Plans to allow homebuyers to borrow up to five times their salary could be "dangerous", a leading debt expert warned today.
Malcolm Hurlston, chairman of the Consumer Credit Counselling Service, said an increase in the amount allowed by high street lender Abbey could leave borrowers heavily overstretched.
Abbey has raised the standard amount it was prepared to lend to five times the borrower's salary.

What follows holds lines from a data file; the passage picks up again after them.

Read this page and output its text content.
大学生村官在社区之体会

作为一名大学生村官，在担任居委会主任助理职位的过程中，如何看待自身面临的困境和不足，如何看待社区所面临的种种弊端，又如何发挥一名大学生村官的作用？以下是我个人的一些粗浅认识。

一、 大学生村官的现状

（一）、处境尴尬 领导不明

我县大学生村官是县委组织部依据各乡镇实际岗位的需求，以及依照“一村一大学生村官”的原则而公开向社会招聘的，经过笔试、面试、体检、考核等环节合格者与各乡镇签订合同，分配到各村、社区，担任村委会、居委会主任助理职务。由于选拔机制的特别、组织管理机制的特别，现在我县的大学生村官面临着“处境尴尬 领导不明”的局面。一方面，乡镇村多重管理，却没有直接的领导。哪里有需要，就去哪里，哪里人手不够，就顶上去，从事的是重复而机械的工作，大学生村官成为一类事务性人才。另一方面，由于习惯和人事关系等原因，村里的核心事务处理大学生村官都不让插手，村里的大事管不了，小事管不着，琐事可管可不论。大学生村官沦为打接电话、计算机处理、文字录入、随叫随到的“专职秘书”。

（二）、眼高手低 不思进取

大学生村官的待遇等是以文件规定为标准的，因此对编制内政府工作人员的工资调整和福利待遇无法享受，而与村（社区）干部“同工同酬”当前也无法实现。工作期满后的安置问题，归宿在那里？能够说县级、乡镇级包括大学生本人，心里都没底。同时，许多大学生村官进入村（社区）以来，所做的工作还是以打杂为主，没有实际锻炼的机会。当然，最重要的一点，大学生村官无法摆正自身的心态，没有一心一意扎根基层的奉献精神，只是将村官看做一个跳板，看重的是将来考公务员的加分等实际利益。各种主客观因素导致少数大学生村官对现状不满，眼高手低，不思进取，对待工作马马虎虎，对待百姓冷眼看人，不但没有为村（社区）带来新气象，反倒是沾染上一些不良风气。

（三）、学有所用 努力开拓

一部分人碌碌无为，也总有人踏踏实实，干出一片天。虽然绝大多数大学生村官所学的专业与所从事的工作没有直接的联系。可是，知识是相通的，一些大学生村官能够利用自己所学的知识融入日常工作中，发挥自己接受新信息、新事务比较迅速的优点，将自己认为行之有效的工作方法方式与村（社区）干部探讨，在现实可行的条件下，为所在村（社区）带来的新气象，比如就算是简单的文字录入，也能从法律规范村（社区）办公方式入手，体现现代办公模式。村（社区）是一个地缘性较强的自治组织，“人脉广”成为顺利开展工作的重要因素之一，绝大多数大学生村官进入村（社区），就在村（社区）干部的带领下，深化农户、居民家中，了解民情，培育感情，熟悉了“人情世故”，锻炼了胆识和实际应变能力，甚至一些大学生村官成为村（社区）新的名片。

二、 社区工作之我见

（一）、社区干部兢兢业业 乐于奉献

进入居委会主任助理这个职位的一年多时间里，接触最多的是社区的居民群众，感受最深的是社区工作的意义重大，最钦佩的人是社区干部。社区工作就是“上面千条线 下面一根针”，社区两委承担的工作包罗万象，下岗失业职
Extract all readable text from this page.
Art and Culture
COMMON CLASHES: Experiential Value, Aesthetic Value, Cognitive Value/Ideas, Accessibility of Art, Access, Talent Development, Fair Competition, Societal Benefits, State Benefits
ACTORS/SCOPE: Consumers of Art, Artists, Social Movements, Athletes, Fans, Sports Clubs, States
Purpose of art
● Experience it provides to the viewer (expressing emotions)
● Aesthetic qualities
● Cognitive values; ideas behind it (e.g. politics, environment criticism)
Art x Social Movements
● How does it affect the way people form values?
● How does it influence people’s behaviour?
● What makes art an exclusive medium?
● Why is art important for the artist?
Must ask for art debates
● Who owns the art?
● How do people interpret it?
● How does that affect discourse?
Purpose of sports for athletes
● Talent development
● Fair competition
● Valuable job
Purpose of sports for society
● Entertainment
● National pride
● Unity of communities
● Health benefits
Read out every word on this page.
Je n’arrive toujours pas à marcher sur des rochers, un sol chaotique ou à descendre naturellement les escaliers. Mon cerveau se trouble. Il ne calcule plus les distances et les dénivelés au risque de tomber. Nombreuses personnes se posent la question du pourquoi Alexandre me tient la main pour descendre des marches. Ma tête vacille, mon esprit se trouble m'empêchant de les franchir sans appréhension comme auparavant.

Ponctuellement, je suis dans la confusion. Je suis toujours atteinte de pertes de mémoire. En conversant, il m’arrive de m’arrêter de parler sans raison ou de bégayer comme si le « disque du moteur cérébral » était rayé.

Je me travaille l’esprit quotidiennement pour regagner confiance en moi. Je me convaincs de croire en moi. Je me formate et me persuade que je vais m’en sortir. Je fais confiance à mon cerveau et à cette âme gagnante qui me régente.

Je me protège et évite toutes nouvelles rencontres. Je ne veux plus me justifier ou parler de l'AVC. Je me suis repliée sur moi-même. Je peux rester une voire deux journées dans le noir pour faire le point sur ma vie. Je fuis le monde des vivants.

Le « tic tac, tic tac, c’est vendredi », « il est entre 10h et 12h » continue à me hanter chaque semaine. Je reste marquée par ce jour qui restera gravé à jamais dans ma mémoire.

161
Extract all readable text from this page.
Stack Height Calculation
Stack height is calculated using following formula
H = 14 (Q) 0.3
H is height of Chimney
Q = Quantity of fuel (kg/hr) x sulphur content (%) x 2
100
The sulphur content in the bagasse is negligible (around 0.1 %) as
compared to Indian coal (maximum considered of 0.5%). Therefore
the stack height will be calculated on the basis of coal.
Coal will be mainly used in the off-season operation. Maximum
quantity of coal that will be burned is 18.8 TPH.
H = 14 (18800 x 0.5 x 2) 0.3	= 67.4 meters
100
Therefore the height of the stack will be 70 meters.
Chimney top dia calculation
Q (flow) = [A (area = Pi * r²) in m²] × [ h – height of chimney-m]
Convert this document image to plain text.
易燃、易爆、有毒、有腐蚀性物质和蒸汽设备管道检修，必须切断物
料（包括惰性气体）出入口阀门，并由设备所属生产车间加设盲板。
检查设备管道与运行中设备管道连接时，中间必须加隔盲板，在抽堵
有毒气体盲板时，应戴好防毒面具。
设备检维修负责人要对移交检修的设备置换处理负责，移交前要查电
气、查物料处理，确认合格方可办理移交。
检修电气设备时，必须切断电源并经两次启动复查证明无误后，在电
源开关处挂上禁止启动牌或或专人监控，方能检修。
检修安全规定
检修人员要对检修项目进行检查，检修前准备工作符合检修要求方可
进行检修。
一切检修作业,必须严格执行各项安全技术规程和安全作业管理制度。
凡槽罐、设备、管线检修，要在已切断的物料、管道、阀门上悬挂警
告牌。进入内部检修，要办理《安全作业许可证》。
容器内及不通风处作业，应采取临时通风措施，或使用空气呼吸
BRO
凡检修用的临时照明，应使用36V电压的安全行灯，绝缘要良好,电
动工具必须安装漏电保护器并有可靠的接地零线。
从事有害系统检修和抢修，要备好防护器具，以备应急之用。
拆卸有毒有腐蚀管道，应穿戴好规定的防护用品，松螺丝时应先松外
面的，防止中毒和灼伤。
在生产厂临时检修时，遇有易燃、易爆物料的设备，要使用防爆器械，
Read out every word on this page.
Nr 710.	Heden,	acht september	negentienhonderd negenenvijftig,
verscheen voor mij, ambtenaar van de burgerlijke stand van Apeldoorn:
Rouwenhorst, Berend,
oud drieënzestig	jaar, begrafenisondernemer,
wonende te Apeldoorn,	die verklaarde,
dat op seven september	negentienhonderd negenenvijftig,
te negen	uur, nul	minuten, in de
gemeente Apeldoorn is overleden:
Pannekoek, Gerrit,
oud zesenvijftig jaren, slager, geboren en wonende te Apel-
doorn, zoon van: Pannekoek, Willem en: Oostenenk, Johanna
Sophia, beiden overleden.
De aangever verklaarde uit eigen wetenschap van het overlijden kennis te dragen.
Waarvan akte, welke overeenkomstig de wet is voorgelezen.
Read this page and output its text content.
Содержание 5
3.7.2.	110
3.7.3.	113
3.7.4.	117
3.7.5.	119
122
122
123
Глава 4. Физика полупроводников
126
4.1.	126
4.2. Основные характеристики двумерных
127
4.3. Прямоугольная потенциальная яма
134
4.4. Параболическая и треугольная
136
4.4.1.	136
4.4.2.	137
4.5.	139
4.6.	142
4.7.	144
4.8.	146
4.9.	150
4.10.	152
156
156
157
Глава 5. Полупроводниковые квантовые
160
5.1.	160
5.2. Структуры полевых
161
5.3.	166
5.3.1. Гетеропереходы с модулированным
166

Usually lenders offer around 3.5 times.
Nici Audham Gardiner, mortgage product executive at Abbey, said the firm wants to make it easier for people, especially first-time buyers, to get the property and mortgage they want.
She said: "There are people who feel that they do not want to get on the property ladder, but those who do face many barriers, of which the most notable is the cost of homes."
Other factors preventing people from owning their dream home include lack of time, job security and finding the right mortgage, she added.
"Strangely, despite hundreds of mortgages available to buyers, our research shows that 12% of non-homeowners believe that they would be on the property ladder if they could just find the right mortgage."
Mr Hurlston told BBC Five Live: "To some people this is going to look like the answer to their prayers, because suddenly they are going to have the opportunity of borrowing the amount they feel they need to borrow.
"But it risks taking them into very dangerous territory, not least because interest rates are likely to be going up as well.
"They are going to be very heavily stretched and if their salaries don't go up in the way they think they are going to do, they could find themselves dangerously overstretched."
A couple on a joint gross income of £50,000 who borrowed £250,000 would typically face monthly repayments of more than £1,400 at current interest rates.
Abbey said 17.3 million adults are unable to get on to the property ladder, with 7.4 million citing house prices as the main reason.
It has introduced a First Time Buyer product range which includes mortgages that offer 5% cash back or help with up-front costs and mortgages for those with as little as a 3% deposit.
Abbey said that although the income multiples have increased, they are linked to the customer's credit score and mortgages are subject to affordability.